Ve la ricordate la new economy? Dopo lo scoppio della bolla speculativa è sparita. Mandata in soffitta dal almeno otto anni e guai a parlarne. Ecco però che qualcuno comincia a intravedere il tesoretto nascosto tra le pieghe di bilancio delle americane Cisco o Ibm : gli analisti delle banche d'affari (quelle poche rimaste) sono alla ricerca di aziende poco indebitate. Una sorta di ricerca dell'oro. E le pepite pare siano proprio fra le bistrattate aziende della new economy.
Per questo motivo occorre leggere con attenzione il report del 19 settembre firmato dagli esperti di Morgan Stanley (Kathryn Huberty e Scott Coleman): nel documento si evidenzia che i titoli Usa hi-tech analizzati godono quasi tutti di buona salute finanziaria. E in una tabella (vedi in alto) stimano l'eccesso di capitale che hanno in casa alcune aziende tecnologiche. Nelle proiezioni di Morgan Stanley al primo posto svetta Ibm (17,1 miliardi di capitale in eccesso) seguita da Cisco (16,7 miliardi). Ad accorgersi della nuova «stagione tecnologica» sono stati anche gli analisti di Credit Suisse che hanno puntato l'attenzione sulle europee come Sap .
C'è invece chi non ha mai mollato il settore, obbligato per mestiere: i gestori dei fondi specializzati si prendono la rivincita dopo anni di navigazione a vista e di critiche. Vitruvius Growth Opportunities, fondo della scuderia Belgrave Capital Management, è tra i migliori nella categoria degli azionari tecnologici di Morningstar (www.morningstar.it). «Abbiamo delegato la gestione del fondo hi-tech al team della società hedge Usa Galeon – ricorda Mattia Nocera, amministratore delegato di Belgrave –. Muovono il portafoglio titoli quattro-cinque volte l'anno e monitorano i profitti trimestrali oltre a studiare i fondamentali delle società». Il 18% delle azioni selezionate da Galeon al momento è concentrata su titoli Internet come Google. Nell'asset allocation è presente anche il segmento software (13%): tra le aziende spunta Adobe.
Specializzato in tecnologie è pure il fondo Pioneer Global Tmt Class gestito da Marco Mencini. «È raro, nel panorama mondiale, trovare aziende hi-tech molto indebitate – sottolinea Mencini –. Hanno in genere una liquidità elevata e, soprattutto le società di software, trasferiscono in media il 10% dei ricavi mensili alla cassa». Imprese poco indebitate, una vera e propria manna di questi tempi. Benché Mencini punti su aziende tecnologiche poco esposte al settore consumer. «In questo momento è una mossa normale vista la recessione in atto – spiega il gestore Pioneer –. Più in generale preferisco le società tech che lavorano per altre imprese.
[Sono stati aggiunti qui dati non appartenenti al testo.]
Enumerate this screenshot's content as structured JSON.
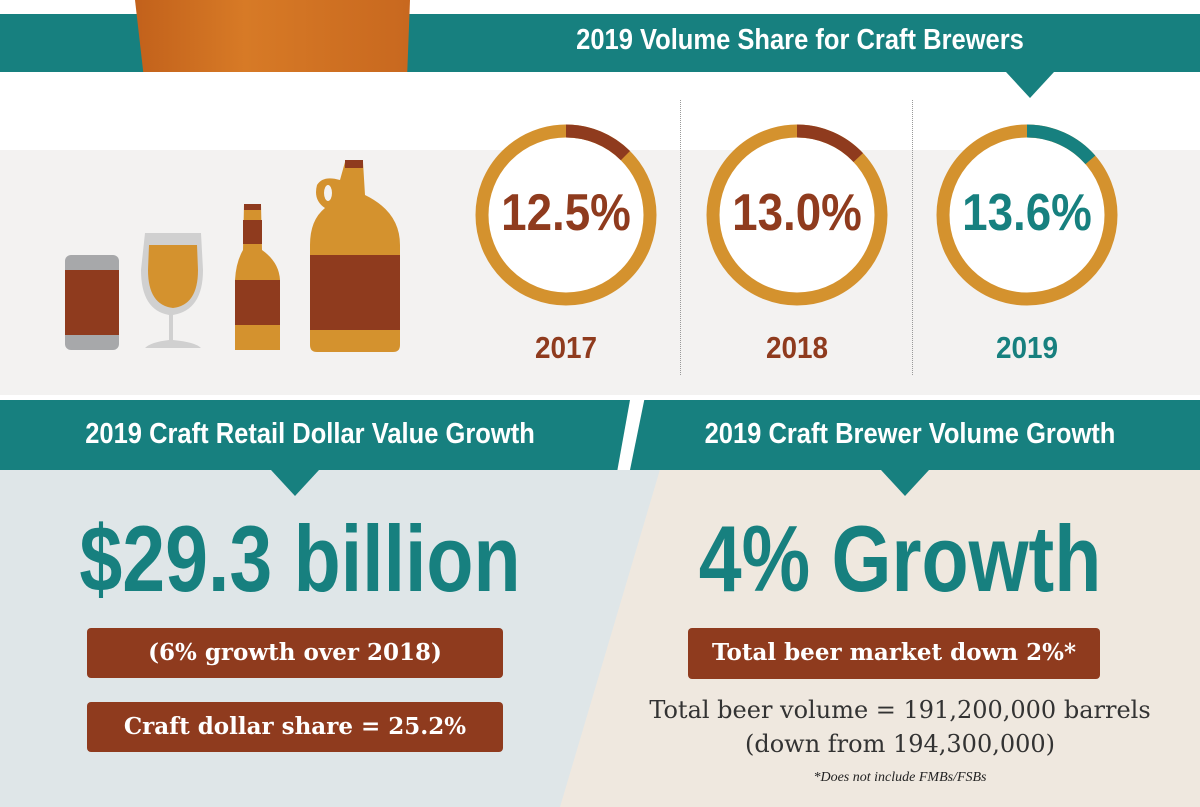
{
  "colors": {
    "teal": "#17807f",
    "gold": "#d4922e",
    "brown": "#8f3b1e",
    "gray_bg": "#f3f2f1"
  },
  "top": {
    "title": "2019 Volume Share for Craft Brewers"
  },
  "icons": [
    "beer-can-icon",
    "tulip-glass-icon",
    "beer-bottle-icon",
    "growler-icon"
  ],
  "volume_share": [
    {
      "year": "2017",
      "label": "12.5%",
      "value": 12.5,
      "color": "#8f3b1e"
    },
    {
      "year": "2018",
      "label": "13.0%",
      "value": 13.0,
      "color": "#8f3b1e"
    },
    {
      "year": "2019",
      "label": "13.6%",
      "value": 13.6,
      "color": "#17807f"
    }
  ],
  "retail": {
    "title": "2019 Craft Retail Dollar Value Growth",
    "headline": "$29.3 billion",
    "box1": "(6% growth over 2018)",
    "box2": "Craft dollar share = 25.2%"
  },
  "volume": {
    "title": "2019 Craft Brewer Volume Growth",
    "headline": "4% Growth",
    "box1": "Total beer market down 2%*",
    "line1": "Total beer volume = 191,200,000 barrels",
    "line2": "(down from 194,300,000)",
    "footnote": "*Does not include FMBs/FSBs"
  }
}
Sap e Oracle, per esempio, sono sganciate dai cicli». Forniscono programmi per tagliare i costi in caso di rallentamento economico, aggiunge Mencini, «quando il ciclo è positivo supportano le aziende per sostenere appunto l'espansione». Il gestore ricorda di avere una forte posizione anche in azioni Hp: «Ha una ristrutturazione in corso. Di recente ha acquistato Eds (società di consulenza, ndr) e la sta integrando. L'attuale amministratore delegato, Mark Hurd, in 24 mesi ha fatto cose che Carly Fiorina, suo predecessore, ha realizzato in cinque anni».